Hace unos meses tuvimos invitados a cenar. Una esposa entró,
echó un vistazo a la mesa puesta para seis y dijo:
—Qué valientes. Yo ya no organizó cenas.
La única respuesta posible era: «Esto no es una cena.»
De entrada, porque la palabra está prohibida en nuestra casa.
Cámbiala y cambia tu actitud (tengo un amigo que una vez dijo, con
nostalgia: «Quizá pensara en jubilarme si no se llamase “jubilarse"»).
Por tanto, «vienen amigos a cenar» no es un eufemismo, sino sólo una
descripción distinta. No significa que cocines con menos aplicación o
que disfrutes menos de su compañía; si acaso, al contrario.
«Una cena»: qué terribles palabras. El deber social, como si fuera
la mamá supervisora del tenista, con el cocinero casero afanándose en
la línea de fondo, convencido de que su revés está a punto de venirse
abajo sometido a una tensión tan fuerte. Y los autores culinarios la
agravan, de un modo velado aunque involuntario. Una cena significa
que tienes que preparar tres platos, ¿no? Las columnas de prensa y los
manuales de cocina a menudo hablan de manera que refrendan este
precepto. Entrante, plato principal, [queso] entre corchetes porque al
menos no esperan que lo hagas tú (ni que hagas las galletas), postre.

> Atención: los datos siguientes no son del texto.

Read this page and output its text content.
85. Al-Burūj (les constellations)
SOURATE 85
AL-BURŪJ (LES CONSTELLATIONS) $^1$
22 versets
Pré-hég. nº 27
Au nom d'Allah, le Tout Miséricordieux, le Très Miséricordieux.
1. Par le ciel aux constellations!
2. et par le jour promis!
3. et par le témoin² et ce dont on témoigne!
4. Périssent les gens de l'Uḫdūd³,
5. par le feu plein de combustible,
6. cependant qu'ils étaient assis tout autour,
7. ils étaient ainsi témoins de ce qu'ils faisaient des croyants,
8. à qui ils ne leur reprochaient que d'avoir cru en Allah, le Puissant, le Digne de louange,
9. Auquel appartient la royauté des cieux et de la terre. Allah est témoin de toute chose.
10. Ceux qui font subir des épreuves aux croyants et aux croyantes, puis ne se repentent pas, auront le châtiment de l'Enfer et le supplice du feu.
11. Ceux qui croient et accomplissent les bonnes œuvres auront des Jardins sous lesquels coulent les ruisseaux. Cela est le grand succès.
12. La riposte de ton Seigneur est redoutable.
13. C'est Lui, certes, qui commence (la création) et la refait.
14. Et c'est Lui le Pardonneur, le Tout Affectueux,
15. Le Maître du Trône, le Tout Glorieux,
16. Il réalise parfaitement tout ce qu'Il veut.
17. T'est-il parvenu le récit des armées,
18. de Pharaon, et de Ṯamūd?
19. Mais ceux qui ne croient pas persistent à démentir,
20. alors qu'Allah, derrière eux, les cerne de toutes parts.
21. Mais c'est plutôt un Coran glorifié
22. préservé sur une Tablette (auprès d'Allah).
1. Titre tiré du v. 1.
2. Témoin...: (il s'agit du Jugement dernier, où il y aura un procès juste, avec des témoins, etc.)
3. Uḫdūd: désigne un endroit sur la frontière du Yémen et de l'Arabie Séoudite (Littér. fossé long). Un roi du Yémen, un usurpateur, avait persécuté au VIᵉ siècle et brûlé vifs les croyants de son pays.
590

Menús de temporada, ya pensados para ti, primera, segunda y tercera
parte.
Si el escritor puede hacerlo, entonces tú también puedes y debes.
Y lo harás, por más que protestes en tu fuero interno: al fin y' al cabo,
compraste el libro, ¿no?
Empero, si los libros forman parte del problema, también pueden
facilitar la solución. Da un paso al frente uno de los héroes de mi
cocina, Édouard de Pomiane. Las dos primeras páginas de Cooking
with Pomiane se titulan «Los deberes del anfitrión», y cabría esperar
que nos depriman. De hecho, habría que fotocopiarlas y pegarlas en el
extractor de humos. Según Pomiane, son tres los tipos de invitados que
pueden invadir tu casa:
1) Personas a las que aprecias.
2) Personas con las que estás obligado a tratar.
3) Personas a las que detestas.
Para cada una de estas ocasiones, «preparar, respectivamente,
una comida excelente, otra banal o no preparar nada, ya que en el
último caso uno comprará algo ya cocinado». Esta distinción es
provechosa. Es probable que parezca tacaño y moralista enjuiciar de
antemano cuánto aprecias a tus invitados; pero ¿hay algo más
desalentador que cocinar bien para un pelmazo que no lo agradece?
Por supuesto, nos queda todavía «una comida excelente» para «las
personas que aprecias». Oigamos de nuevo a Pomiane: «Para que una
comida tenga éxito, no debería haber nunca más de ocho invitados.
Habría que preparar sólo un buen plato.» Las cursivas son suyas, no
mías. ¿No nos levantan el ánimo? Sigue siendo una comida de tres
platos, o cuatro con el queso entre corchetes, pero todo el esfuerzo se
centra en el principal. Y como da a entender Pomiane, siempre
podemos comprar algo en el traiteur el pátissier para la primera o
última parte del ágape, o para ambas.
A los franceses todo esto les parece normal; y ahora que es
relativamente fácil en mi país comprar un surtido de entremeses
decentes y una tarta de frutas aceptable, no hay razón para que no
hagamos lo mismo. Razonemoslo así: ¿qué preferirían los invitados: un
anfitrión-(-ona) exhausto(a) después de haber trabajado como un
negro(a) hasta el último minuto, o una versión más vivaracha del
mismo ser humano que ha tomado unos atajos totalmente razonables?
Sin duda, queda por superar un puritanismo residual; y asimismo hay
que erradicar toda sensación de que constituye un engaño presentar
algo comprado en la tienda como si fuera obra tuya. Sólo se trata de un
engaño si uno sostiene activamente que ha hecho el plato él mismo.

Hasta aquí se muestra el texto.